By: Robin Palmer
Financing, whether short-term or long-term, has been a part of our lives for generations. From personal experience, most things in life have to be financed. Sometimes you just need to borrow a few bucks from a friend or family member to fix your broken down car. Sometimes you finance larger amounts to buy a new car once you give up on the old broken down one. I have financed a large variety of things from my big screen TV, vet bills for my beloved pets, new car, and school. At this point in my life I look forward to financing my own home.
How does financing benefit me? On a small scale, sometimes you just need a helping hand to get you over the bumps that life sometimes throws at you. It’s also nice to use financing to buy things that make you happy, like my big screen TV! On a large scale, those small things that I finance help build my credit that is so important in life. I have so many friends that don’t have a credit card and have never made any significant purchases. This gives me anxiety since I have seen firsthand the unexpected turn of events that require expenses that no one could prepare for. I had to finance money to pay for my horse when she unexpectedly became sick and it was going to cost thousands of dollars to save her life. Without the ability to finance money I would not have my car, my home, or my horse, all which I could not imagine my life without.
So why would a person want to finance something? Life is expensive. College students especially know how expensive it can be. Any college student that has looked back on their first day at the campus bookstore can tell you about expenses that are not foreseen. I remember registering for classes and being excited about picking up my textbooks. Who in their right mind would expect to buy a used book for $200 when it is full of writing, highlighting, the front cover is half torn off, and it smells like mold! This is a sad reality! Day to day costs of a college student include gas to commute to school, car payments, car insurance, and overpriced lunches. This doesn’t even take into consideration the new laptop you need, supplies, professional outfit for interviews, and tuition.

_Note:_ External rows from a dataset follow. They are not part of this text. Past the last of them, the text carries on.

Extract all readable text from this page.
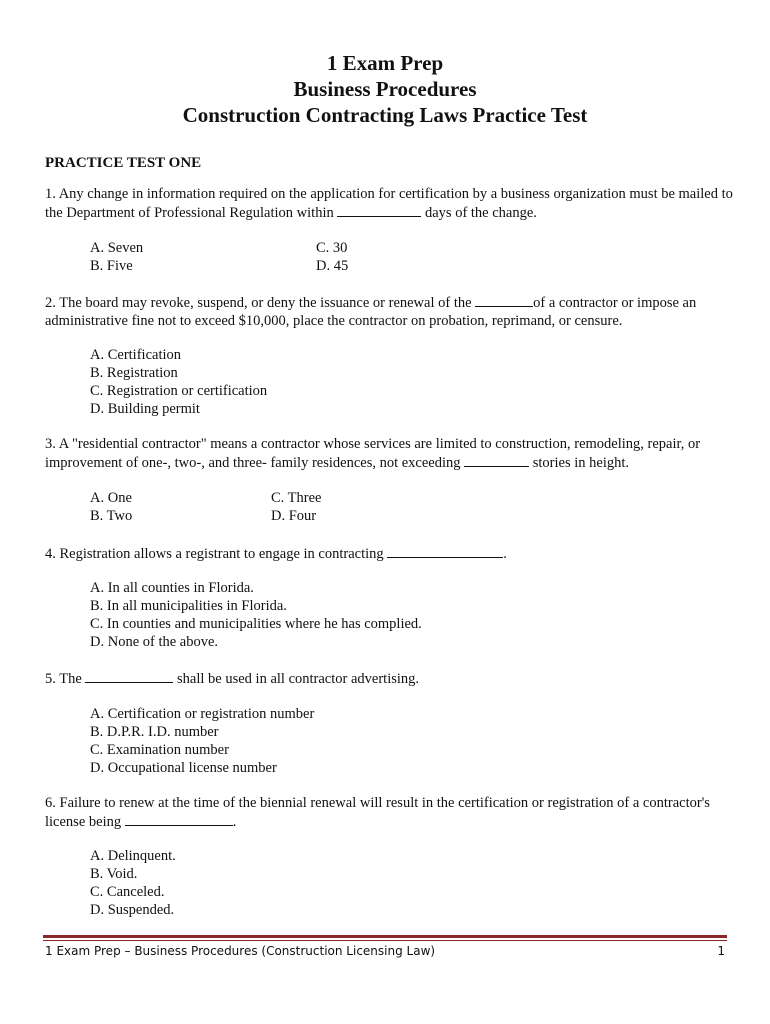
1 Exam Prep
Business Procedures
Construction Contracting Laws Practice Test
PRACTICE TEST ONE
1. Any change in information required on the application for certification by a business organization must be mailed to the Department of Professional Regulation within	days of the change.
A. Seven	C. 30
B. Five	D. 45
2. The board may revoke, suspend, or deny the issuance or renewal of the	of a contractor or impose an administrative fine not to exceed $10,000, place the contractor on probation, reprimand, or censure.
A. Certification
B. Registration
C. Registration or certification
D. Building permit
3. A "residential contractor" means a contractor whose services are limited to construction, remodeling, repair, or improvement of one-, two-, and three- family residences, not exceeding	stories in height.
A. One	C. Three
B. Two	D. Four
4. Registration allows a registrant to engage in contracting	.
A. In all counties in Florida.
B. In all municipalities in Florida.
C. In counties and municipalities where he has complied.
D. None of the above.
5. The	shall be used in all contractor advertising.
A. Certification or registration number
B. D.P.R. I.D. number
C. Examination number
D. Occupational license number
6. Failure to renew at the time of the biennial renewal will result in the certification or registration of a contractor's license being	.
A. Delinquent.
B. Void.
C. Canceled.
D. Suspended.
1 Exam Prep – Business Procedures (Construction Licensing Law)	1
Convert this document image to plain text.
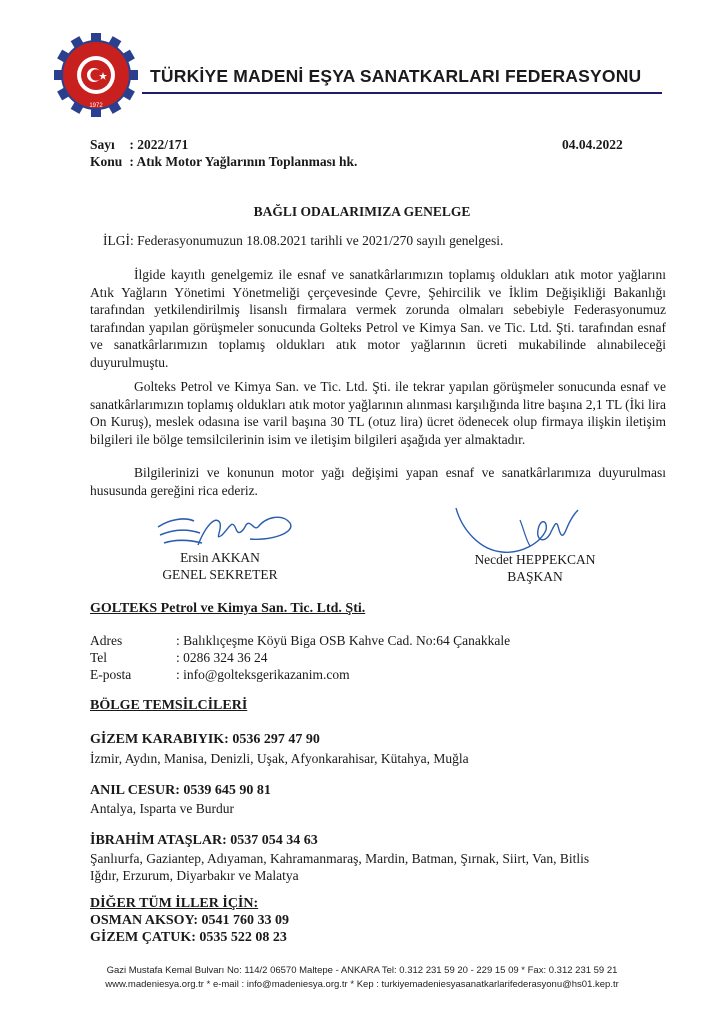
1972
TÜRKİYE MADENİ EŞYA SANATKARLARI FEDERASYONU
Sayı : 2022/171
Konu : Atık Motor Yağlarının Toplanması hk.
04.04.2022
BAĞLI ODALARIMIZA GENELGE
İLGİ: Federasyonumuzun 18.08.2021 tarihli ve 2021/270 sayılı genelgesi.
İlgide kayıtlı genelgemiz ile esnaf ve sanatkârlarımızın toplamış oldukları atık motor yağlarını Atık Yağların Yönetimi Yönetmeliği çerçevesinde Çevre, Şehircilik ve İklim Değişikliği Bakanlığı tarafından yetkilendirilmiş lisanslı firmalara vermek zorunda olmaları sebebiyle Federasyonumuz tarafından yapılan görüşmeler sonucunda Golteks Petrol ve Kimya San. ve Tic. Ltd. Şti. tarafından esnaf ve sanatkârlarımızın toplamış oldukları atık motor yağlarının ücreti mukabilinde alınabileceği duyurulmuştu.
Golteks Petrol ve Kimya San. ve Tic. Ltd. Şti. ile tekrar yapılan görüşmeler sonucunda esnaf ve sanatkârlarımızın toplamış oldukları atık motor yağlarının alınması karşılığında litre başına 2,1 TL (İki lira On Kuruş), meslek odasına ise varil başına 30 TL (otuz lira) ücret ödenecek olup firmaya ilişkin iletişim bilgileri ile bölge temsilcilerinin isim ve iletişim bilgileri aşağıda yer almaktadır.
Bilgilerinizi ve konunun motor yağı değişimi yapan esnaf ve sanatkârlarımıza duyurulması hususunda gereğini rica ederiz.
Ersin AKKAN
GENEL SEKRETER
Necdet HEPPEKCAN
BAŞKAN
GOLTEKS Petrol ve Kimya San. Tic. Ltd. Şti.
Adres	: Balıklıçeşme Köyü Biga OSB Kahve Cad. No:64 Çanakkale
Tel	: 0286 324 36 24
E-posta	: info@golteksgerikazanim.com
BÖLGE TEMSİLCİLERİ
GİZEM KARABIYIK: 0536 297 47 90
İzmir, Aydın, Manisa, Denizli, Uşak, Afyonkarahisar, Kütahya, Muğla
ANIL CESUR: 0539 645 90 81
Antalya, Isparta ve Burdur
İBRAHİM ATAŞLAR: 0537 054 34 63
Şanlıurfa, Gaziantep, Adıyaman, Kahramanmaraş, Mardin, Batman, Şırnak, Siirt, Van, Bitlis
Iğdır, Erzurum, Diyarbakır ve Malatya
DİĞER TÜM İLLER İÇİN:
OSMAN AKSOY: 0541 760 33 09
GİZEM ÇATUK: 0535 522 08 23
Gazi Mustafa Kemal Bulvarı No: 114/2 06570 Maltepe - ANKARA Tel: 0.312 231 59 20 - 229 15 09 * Fax: 0.312 231 59 21
www.madeniesya.org.tr * e-mail : info@madeniesya.org.tr * Kep : turkiyemadeniesyasanatkarlarifederasyonu@hs01.kep.tr
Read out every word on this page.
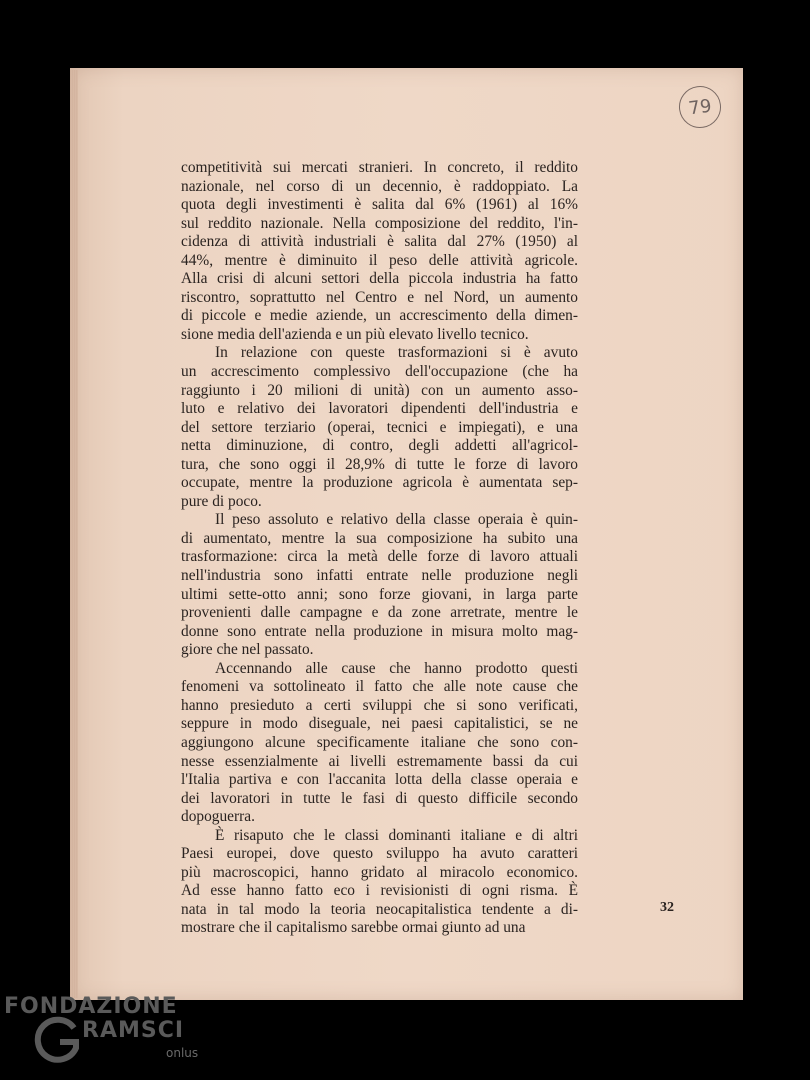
79

competitività sui mercati stranieri. In concreto, il reddito
nazionale, nel corso di un decennio, è raddoppiato. La
quota degli investimenti è salita dal 6% (1961) al 16%
sul reddito nazionale. Nella composizione del reddito, l'in-
cidenza di attività industriali è salita dal 27% (1950) al
44%, mentre è diminuito il peso delle attività agricole.
Alla crisi di alcuni settori della piccola industria ha fatto
riscontro, soprattutto nel Centro e nel Nord, un aumento
di piccole e medie aziende, un accrescimento della dimen-
sione media dell'azienda e un più elevato livello tecnico.

In relazione con queste trasformazioni si è avuto
un accrescimento complessivo dell'occupazione (che ha
raggiunto i 20 milioni di unità) con un aumento asso-
luto e relativo dei lavoratori dipendenti dell'industria e
del settore terziario (operai, tecnici e impiegati), e una
netta diminuzione, di contro, degli addetti all'agricol-
tura, che sono oggi il 28,9% di tutte le forze di lavoro
occupate, mentre la produzione agricola è aumentata sep-
pure di poco.

Il peso assoluto e relativo della classe operaia è quin-
di aumentato, mentre la sua composizione ha subito una
trasformazione: circa la metà delle forze di lavoro attuali
nell'industria sono infatti entrate nelle produzione negli
ultimi sette-otto anni; sono forze giovani, in larga parte
provenienti dalle campagne e da zone arretrate, mentre le
donne sono entrate nella produzione in misura molto mag-
giore che nel passato.

Accennando alle cause che hanno prodotto questi
fenomeni va sottolineato il fatto che alle note cause che
hanno presieduto a certi sviluppi che si sono verificati,
seppure in modo diseguale, nei paesi capitalistici, se ne
aggiungono alcune specificamente italiane che sono con-
nesse essenzialmente ai livelli estremamente bassi da cui
l'Italia partiva e con l'accanita lotta della classe operaia e
dei lavoratori in tutte le fasi di questo difficile secondo
dopoguerra.

È risaputo che le classi dominanti italiane e di altri
Paesi europei, dove questo sviluppo ha avuto caratteri
più macroscopici, hanno gridato al miracolo economico.
Ad esse hanno fatto eco i revisionisti di ogni risma. È
nata in tal modo la teoria neocapitalistica tendente a di-
mostrare che il capitalismo sarebbe ormai giunto ad una

32
FONDAZIONE
RAMSCI
onlus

What about other young adults that are not college students? What about single mom or single dads? The cost of raising a child today is very high. Each day people go to work and before they know it the paycheck is gone. What if the washing machine breaks? Where is that extra $1000 going to come from when so many people live paycheck to paycheck? I had a friend who always just barely made her rent. When her mom passed away she couldn’t even afford to fly back home for the funeral.
The ability to finance allows us to reach some of our personal dreams. I have a personal dream of trying to fix up my house and make it my home. I used my Home Depot credit card to purchase tile for my floor. I financed my new living room set. Can you imagine if you had to pay in full for everything you had? Should I have saved for a few weeks and purchased my couch or my coffee table first? I would be very disappointed if saved for a few weeks and bought a couch and then had to wait months to be able to afford the TV and entertainment center.
As with everything, there is a downside to financing. It is easy to be overcome with debt and to get carried away. Maturity and responsibility are a must when considering financing anything. One must consider how they are going to pay for the item, if they truly need the items, and how much more that item is going to cost after interest. I financed my new car, but as I was looking at the price on the car I did not consider the actual cost of the car after all of the interest I paid. I still would have bought it, as there is no other way I could have afforded to get a vehicle. It was worth it. Life is expensive but is worth living.